The underlying statute, the Computer Fraud and Abuse Act, is a federal law intended to prevent hacking. Drew created a fictitious MySpace account, which was used to harass the girl. In doing so, Drew violated MySpace’s terms of service, though she apparently never read them. By violating the terms of service, Drew got unauthorized access to MySpace’s servers, and the prosecution went out on a limb to argue that this technically violated the CFAA.
But does it really?
Plenty of pundits are now doubting that the verdict will survive an appeal. Congress clearly intended the law to criminalize hacking into someone else’s computer. That’s different from creating a fictitious screen name — a very common and socially acceptable occurrence.
Terms of service are conditions imposed by websites which govern permissible use, and which almost always prescribe penalties that may be imposed for violations. These penalties normally range from warnings and temporary disabling of access, to permanent denial of access. The relationship is essentially contractual.
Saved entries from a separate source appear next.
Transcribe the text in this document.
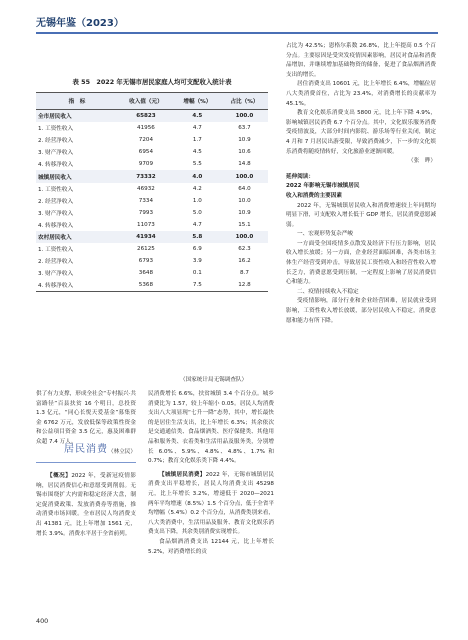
无锡年鉴（2023）
表 55　2022 年无锡市居民家庭人均可支配收入统计表
指　标	收入值（元）	增幅（%）	占比（%）
全市居民收入	65823	4.5	100.0
1. 工资性收入	41956	4.7	63.7
2. 经营净收入	7204	1.7	10.9
3. 财产净收入	6954	4.5	10.6
4. 转移净收入	9709	5.5	14.8
城镇居民收入	73332	4.0	100.0
1. 工资性收入	46932	4.2	64.0
2. 经营净收入	7334	1.0	10.0
3. 财产净收入	7993	5.0	10.9
4. 转移净收入	11073	4.7	15.1
农村居民收入	41934	5.8	100.0
1. 工资性收入	26125	6.9	62.3
2. 经营净收入	6793	3.9	16.2
3. 财产净收入	3648	0.1	8.7
4. 转移净收入	5368	7.5	12.8
（国家统计局无锡调查队）

占比为 42.5%；恩格尔系数 26.8%，比上年提高 0.5 个百分点。主要原因是受突发疫情因素影响，居民对食品和消费品增加，并继续增加基础物资的储备，促进了食品烟酒消费支出的增长。

居住消费支出 10601 元，比上年增长 6.4%，增幅位居八大类消费首位，占比为 23.4%，对消费增长的贡献率为 45.1%。

教育文化娱乐消费支出 5800 元，比上年下降 4.9%，影响城镇居民消费 6.7 个百分点。其中，文化娱乐服务消费受疫情波及，大部分时间内影院、游乐场等行业关闭，制定 4 月和 7 月居民出游受限，导致消费减少，下一步的文化娱乐消费将随疫情转好，文化旅游业逐渐回暖。

（张　晔）

延伸阅读：

2022 年影响无锡市城镇居民

收入和消费的主要因素

2022 年，无锡城镇居民收入和消费增速较上年同期均明显下滑，可支配收入增长低于 GDP 增长，居民消费意愿减弱。

一、宏观形势复杂严峻

一方面受全国疫情多点散发及经济下行压力影响，居民收入增长放缓；另一方面，企业经营面临困难，各类市场主体生产经营受到冲击，导致居民工资性收入和经营性收入增长乏力，消费意愿受到压制，一定程度上影响了居民消费信心和能力。

二、疫情持续收入不稳定

受疫情影响，部分行业和企业经营困难，居民就业受到影响，工资性收入增长放缓，部分居民收入不稳定，消费意愿和能力有所下降。

供了有力支撑，形成全社会“专村振兴·共富路径”百县扶贫 16 个明日，总投资 1.3 亿元，“同心长悦天爱基金”募集资金 6762 万元，发放低保等政策性资金和公益项目资金 3.5 亿元，惠及困难群众超 7.4 万人。

（林立民）

居民消费

【概况】2022 年，受新冠疫情影响，居民消费信心和意愿受到削弱。无锡市围绕扩大内需和稳定经济大盘，制定促消费政策、发放消费券等措施，推动消费市场回暖。全市居民人均消费支出 41381 元，比上年增加 1561 元，增长 3.9%。消费水平居于全省前列。

民消费增长 6.6%，扶贫城镇 3.4 个百分点。城乡消费比为 1.57，较上年缩小 0.05。居民人均消费支出八大项显现“七升一降”态势，其中，增长最快的是居住生活支出，比上年增长 6.3%；其余依次是交通通信类、食品烟酒类、医疗保健类、其他用品和服务类、衣着类和生活用品及服务类，分别增长 6.0%、5.9%、4.8%、4.8%、1.7% 和 0.7%；教育文化娱乐类下降 4.4%。

【城镇居民消费】2022 年，无锡市城镇居民消费支出平稳增长，居民人均消费支出 45298 元，比上年增长 3.2%，增速低于 2020—2021 两年平均增速（8.5%）1.5 个百分点，低于全省平均增幅（5.4%）0.2 个百分点，从消费类别来看，八大类消费中，生活用品及服务、教育文化娱乐消费支出下降，其余类别消费实现增长。

食品烟酒消费支出 12144 元，比上年增长 5.2%，对消费增长的贡

400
But if the prosecution’s theory is upheld on appeal, then breaching such conditions would have criminal consequences.
Criminalizing this kind of behavior isn’t exactly far-fetched. Crime is essentially that behavior which society considers so threatening that the guilty must be punished with a restriction on liberty or a loss of property. The existence of a civil remedy does not preclude something from being criminal — a thief is civilly liable to return what he stole, but still faces jail regardless. And there may be something to an argument for criminalizing the false personas on social networking sites frequented by minors, to protect society from predators.
But that’s clearly not what Congress was trying to do here. Furthermore, the prosecution’s stretched interpretation is just too overbroad. Rather than being narrowly tailored to focus on those who violate the TOS of a child-used site for the purpose of committing a nefarious or dangerous crime, the prosecution’s theory simply criminalizes all violations of any site’s TOS agreement. A court of appeals is likely to find that an improper application of the law.